Manajemen Representative PT Intech Anugrah Indonesia, Mualim, mengatakan pihaknya saat ini memekerjakan lima tenaga kerja asal Tiongkok di berbagai posisi. "Ada marketing, advisor, quality control hingga tenaga ahli. Alat kami kan dari RRC, jadi perlu alih teknologi," katanya pada Tribun Jateng, pekan lalu. PT Intech beralamat di Jl Gatot Subroto Blok 21, Kawasan Industri Candi (KIC) Ngaliyan, Semarang, merupakan pabrik perakitan netbook, LCD dan TV.
Mualim mengatakan selain tenaga kerja dari Tiongkok, pihaknya juga memekerjakan pekerja asal Korea Selatan. Diakuinya, dibanding pekerja asal Korea Selatan, gaji untuk pekerja asal Tiongkok jauh lebih murah.
Meski begitu, pihaknya tetap memilih pekerja yang kompetensinya bagus. "Kalau tidak ahli ya malah bahaya buat perusahaan kami," katanya.

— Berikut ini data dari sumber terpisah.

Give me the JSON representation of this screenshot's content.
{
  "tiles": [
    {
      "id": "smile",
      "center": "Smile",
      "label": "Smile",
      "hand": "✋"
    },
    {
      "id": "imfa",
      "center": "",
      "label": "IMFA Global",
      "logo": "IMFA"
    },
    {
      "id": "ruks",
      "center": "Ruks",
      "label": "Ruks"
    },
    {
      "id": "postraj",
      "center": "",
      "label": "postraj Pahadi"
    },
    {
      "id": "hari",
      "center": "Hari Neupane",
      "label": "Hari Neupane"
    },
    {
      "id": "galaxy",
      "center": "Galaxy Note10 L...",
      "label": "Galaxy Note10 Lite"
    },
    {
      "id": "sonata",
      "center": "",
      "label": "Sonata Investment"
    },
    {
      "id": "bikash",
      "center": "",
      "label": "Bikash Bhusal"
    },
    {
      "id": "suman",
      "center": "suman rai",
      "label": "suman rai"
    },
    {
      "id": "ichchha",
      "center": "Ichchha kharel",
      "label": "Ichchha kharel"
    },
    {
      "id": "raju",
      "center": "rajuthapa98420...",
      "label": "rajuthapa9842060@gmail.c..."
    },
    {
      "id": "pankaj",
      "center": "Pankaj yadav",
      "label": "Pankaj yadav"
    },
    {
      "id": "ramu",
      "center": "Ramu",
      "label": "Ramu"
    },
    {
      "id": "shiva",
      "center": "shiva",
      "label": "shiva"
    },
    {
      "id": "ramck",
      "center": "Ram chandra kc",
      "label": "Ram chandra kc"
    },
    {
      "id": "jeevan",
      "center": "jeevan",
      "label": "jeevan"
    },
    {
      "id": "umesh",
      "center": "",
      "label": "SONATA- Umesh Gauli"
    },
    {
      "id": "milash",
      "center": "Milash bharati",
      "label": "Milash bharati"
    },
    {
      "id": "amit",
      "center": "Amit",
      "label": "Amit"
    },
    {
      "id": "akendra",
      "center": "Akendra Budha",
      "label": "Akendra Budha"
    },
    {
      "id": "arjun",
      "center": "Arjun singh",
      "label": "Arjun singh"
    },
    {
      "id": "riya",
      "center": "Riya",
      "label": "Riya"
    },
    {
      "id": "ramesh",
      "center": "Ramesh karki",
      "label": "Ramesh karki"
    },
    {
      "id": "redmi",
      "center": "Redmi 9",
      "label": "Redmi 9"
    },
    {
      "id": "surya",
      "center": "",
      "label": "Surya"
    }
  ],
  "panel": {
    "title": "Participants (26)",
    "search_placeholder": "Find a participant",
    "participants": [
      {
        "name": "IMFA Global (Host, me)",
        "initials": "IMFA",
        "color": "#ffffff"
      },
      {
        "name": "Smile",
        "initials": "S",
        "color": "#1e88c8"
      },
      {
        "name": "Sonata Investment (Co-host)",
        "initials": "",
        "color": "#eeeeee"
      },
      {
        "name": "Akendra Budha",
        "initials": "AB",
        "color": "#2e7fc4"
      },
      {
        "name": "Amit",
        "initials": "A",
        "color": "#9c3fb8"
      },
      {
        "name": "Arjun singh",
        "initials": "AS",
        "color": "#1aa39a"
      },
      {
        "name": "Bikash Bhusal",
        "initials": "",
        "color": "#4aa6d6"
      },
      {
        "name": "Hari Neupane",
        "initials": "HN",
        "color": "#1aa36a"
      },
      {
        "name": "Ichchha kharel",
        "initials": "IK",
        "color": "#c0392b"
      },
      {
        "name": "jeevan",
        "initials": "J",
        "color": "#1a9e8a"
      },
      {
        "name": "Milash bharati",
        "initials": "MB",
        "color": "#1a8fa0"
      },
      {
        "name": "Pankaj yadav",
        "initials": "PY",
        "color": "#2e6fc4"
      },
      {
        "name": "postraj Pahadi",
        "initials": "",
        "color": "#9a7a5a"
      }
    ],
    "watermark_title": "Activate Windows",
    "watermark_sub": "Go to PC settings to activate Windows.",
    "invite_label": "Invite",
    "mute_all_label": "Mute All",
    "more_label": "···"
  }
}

Durasi kontrak yang disodorkan pada pekerja asal Tiongkok bervariasi. Ada yang satu tahun hingga tiga tahun. Gajinya pun disesuaikan dengan kompetensi mereka. Dibanding mengontrak dalam waktu lama, pihaknya lebih suka kontrak tahunan.
POIN POIN
Perusahaan di Jateng butuh tenaga asing untuk alih teknologi
Tenaga kerja Tiongkok banyak disukai karena murah namun disiplin
Banyak tenaga asing di Semarang duduki level manajer ke atas
Tenaga asing di Pekalongan diduga pekerja kasar dan ilegal
Imigrasi mengaku tak cukup tenaga mengawasi tenaga kerja asing
Mualim menegaskan perusahaannya tetap mengikuti aturan pemerintah dalam perekrutan tenaga kerja asing. Pihaknya selalu memberikan pendamping tenaga lokal agar bisa alih teknologi.Terkait dengan pekerja kelas biasa, pihaknya mengatakan cukup dengan tenaga lokal saja. Pihaknya lebih suka memberdayakan tenaga lokal dibanding tenaga asing.
Andi, sebut saja demikian, pengusaha di Semarang, menambahkan sering menemui pekerja asal Tiongkok di Kendal dan Demak. Namun, pekerja asal Tiongkok itu hanya bekerja dalam durasi yang singkat. Para pekerja asal Tiongkok yang ditemuinya biasanya setingkat teknisi. Mereka muncul di Jateng hanya untuk merakit mesin asal negara mereka yang dibeli pengusaha Indonesia. "Ya kalau pas ngerakit banyak. Kan memang produk mereka. Setelah selesai ya mereka pulang lagi," ujarnya.
Ia menilai, perpindahan beberapa industri ke Jateng juga berpengaruh pada jumlah pekerja asal Tiongkok, khususnya tenaga teknisi. Sebab, para pengusaha membutuhkan teknisi asal RRC untuk merakit mesin produksi mereka yang dipindah.
Setingkat manajer
:quality(30):format(webp):focal(0.5x0.5:0.5x0.5)/jateng/foto/bank/originals/pltu-batang-pemagaran-proyek-konstruksi_20160725_073301.jpg)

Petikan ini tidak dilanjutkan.